It was a moment that summed up the self-destructing golfer that all golfers, average or great, experience: I K Kim missed a 1-foot putt on the final hole in the Kraft Nabisco Championship to win the LPGA’s first major tournament of the year. She was visibly shocked and subsequently lost in a play off to an 18-foot birdie putt by Sun Young Yoo – hardly surprising after missing the earlier putt.
Golf is a sport that can induce frustration, anger or reduce you to tears and there is no hiding place. Good shots or poor shots are exposed for all to see and there are no teammates to hide behind or to blame. You can say as many prayers as you like, but you just never know what is going to happen.
We all do it
To my embarrassment, on more than one occasion I have missed 1-foot putts. And it is no help when your playing partners say “don’t worry about it, we’ve all done it” How can you forget it, when you know it should never happen. It is a humiliating experience and you feel so helpless.
Moreover, it matters just as much to the average golfer who is playing in a friendly four-ball or a weekend medal. There might not be the same amount of money riding on it, but you care just as passionately.
Golf is no respecter of reputation
Try to explain Rory McIlroy’s collapse at the Masters Tournament in 2011 or Greg Norman’s meltdown against Nick Faldo in 1996. Both had played great golf for three days and had seemingly unassailable leads, but inexplicably lost on the day. Nobody under performs deliberately, so why does it happen.
You cannot question their technique or skill levels or for that matter their mental toughness. Although they have never won the Masters, they have won at the highest level and know how to win. What’s more, these guys will have had access to top sports psychologists and have learnt mental strength techniques and tips on how to handle stress and maintain performance levels under pressure, but clearly it still goes wrong on occasions.
Unlike the average golfer, top players can usually keep their emotions in check and play consistently well because their technique and skills are so reliable. They have the knowledge and confidence to make up for a poor shot with their next shot and in the main can avert self destructing golf.
So, what chance, have the rest of us got?
The average golfer does not have the skill-set to recover so easily from poor shots and often follows one bad shot with another. Before you know it, your entire round has become a blur and one to forget. But, unfortunately, your subconscious will not let you forget and can influence your next round with the same negative thoughts, unless you can supplant them with positive thoughts and outcomes.
Strangely, even the good days can be confusing. You might play better than normal on any given day, but if you do not understand why you are playing better, what chance have you got of repeating it the next time.
So, how do you overcome self-destructing golf?

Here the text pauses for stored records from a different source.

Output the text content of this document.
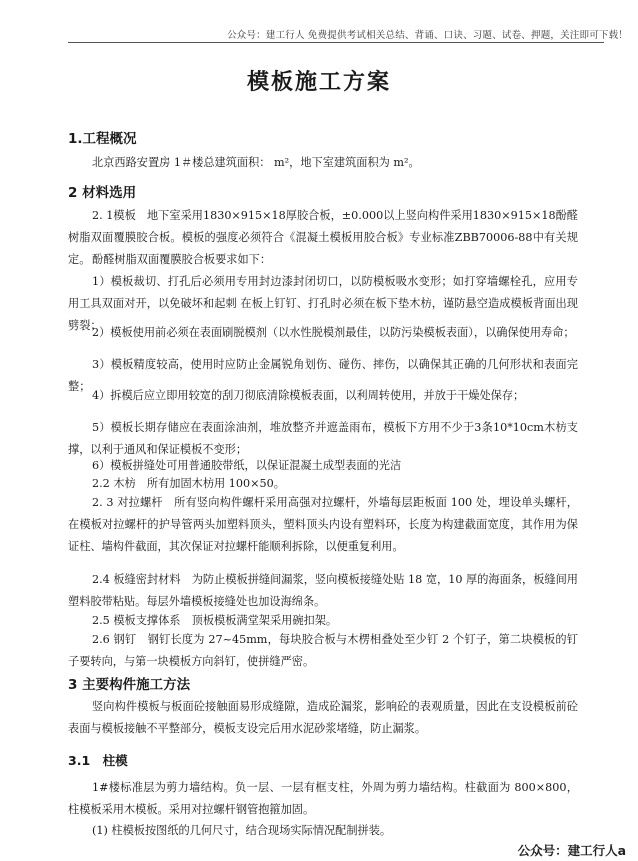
公众号：建工行人 免费提供考试相关总结、背诵、口诀、习题、试卷、押题，关注即可下载！
模板施工方案
1.工程概况
北京西路安置房 1＃楼总建筑面积： m²，地下室建筑面积为 m²。
2 材料选用
2. 1模板　地下室采用1830×915×18厚胶合板，±0.000以上竖向构件采用1830×915×18酚醛树脂双面覆膜胶合板。模板的强度必须符合《混凝土模板用胶合板》专业标准ZBB70006-88中有关规定。 酚醛树脂双面覆膜胶合板要求如下：
1）模板裁切、打孔后必须用专用封边漆封闭切口，以防模板吸水变形；如打穿墙螺栓孔，应用专用工具双面对开，以免破坏和起刺 在板上钉钉、打孔时必须在板下垫木枋，谨防悬空造成模板背面出现劈裂；
2）模板使用前必须在表面刷脱模剂（以水性脱模剂最佳，以防污染模板表面），以确保使用寿命；
3）模板精度较高，使用时应防止金属锐角划伤、碰伤、摔伤，以确保其正确的几何形状和表面完整；
4）拆模后应立即用较宽的刮刀彻底清除模板表面，以利周转使用，并放于干燥处保存；
5）模板长期存储应在表面涂油剂，堆放整齐并遮盖雨布，模板下方用不少于3条10*10cm木枋支撑，以利于通风和保证模板不变形；
6）模板拼缝处可用普通胶带纸，以保证混凝土成型表面的光洁
2.2 木枋　所有加固木枋用 100×50。
2. 3 对拉螺杆　所有竖向构件螺杆采用高强对拉螺杆，外墙每层距板面 100 处，埋设单头螺杆，在模板对拉螺杆的护导管两头加塑料顶头，塑料顶头内设有塑料环，长度为构建截面宽度，其作用为保证柱、墙构件截面，其次保证对拉螺杆能顺利拆除，以便重复利用。
2.4 板缝密封材料　为防止模板拼缝间漏浆，竖向模板接缝处贴 18 宽，10 厚的海面条，板缝间用塑料胶带粘贴。每层外墙模板接缝处也加设海绵条。
2.5 模板支撑体系　顶板模板满堂架采用碗扣架。
2.6 钢钉　钢钉长度为 27~45mm，每块胶合板与木楞相叠处至少钉 2 个钉子，第二块模板的钉子要转向，与第一块模板方向斜钉，使拼缝严密。
3 主要构件施工方法
竖向构件模板与板面砼接触面易形成缝隙，造成砼漏浆，影响砼的表观质量，因此在支设模板前砼表面与模板接触不平整部分，模板支设完后用水泥砂浆堵缝，防止漏浆。
3.1　柱模
1#楼标准层为剪力墙结构。负一层、一层有框支柱，外周为剪力墙结构。柱截面为 800×800，柱模板采用木模板。采用对拉螺杆钢管抱箍加固。
(1) 柱模板按图纸的几何尺寸，结合现场实际情况配制拼装。
公众号：建工行人a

Jack Nicklaus used to say that on a good day, he would hit no more than two shots near perfect during a round of golf. So, the first lesson to learn is to be realistic about your capability levels and your golfing goals.
Set realistic targets before you play. For example if a high handicapper your objective could be to average 5 strokes per hole, which would give you a respectable score of ninety.
Most importantly, practice any shots you are not comfortable with out on the range until you feel happy enough to try them out on the course. Consider golf tuition if you need help with your techniques.
Try personal mind games, which can be played at home to improve your mental strength and confidence. Picture playing shots perfectly with positive outcomes to over power your negative thoughts. Ideally, combine this technique with practice. If you can learn to play without fear, you will have a greater chance of success.
Before each shot, imagine taking a photograph with your mind’s eye. Focus on what you can see and control, not the result. Swing freely and within yourself and let the golf club do the work. The result will take care of itself.
A good book I would recommend is the “Golfer’s Mind” by Dr Bob Rotella, a leading sports psychologist. In it you will find tips, advice and recommendations about how to develop a better mental approach to golf.
Above all, remember why you are out there, which is to have fun. Do not cripple your golf through over analysing everything or self-destruct because your shots are not all perfect. Just go out and play and enjoy the challenge of a game nobody has ever mastered completely and never will.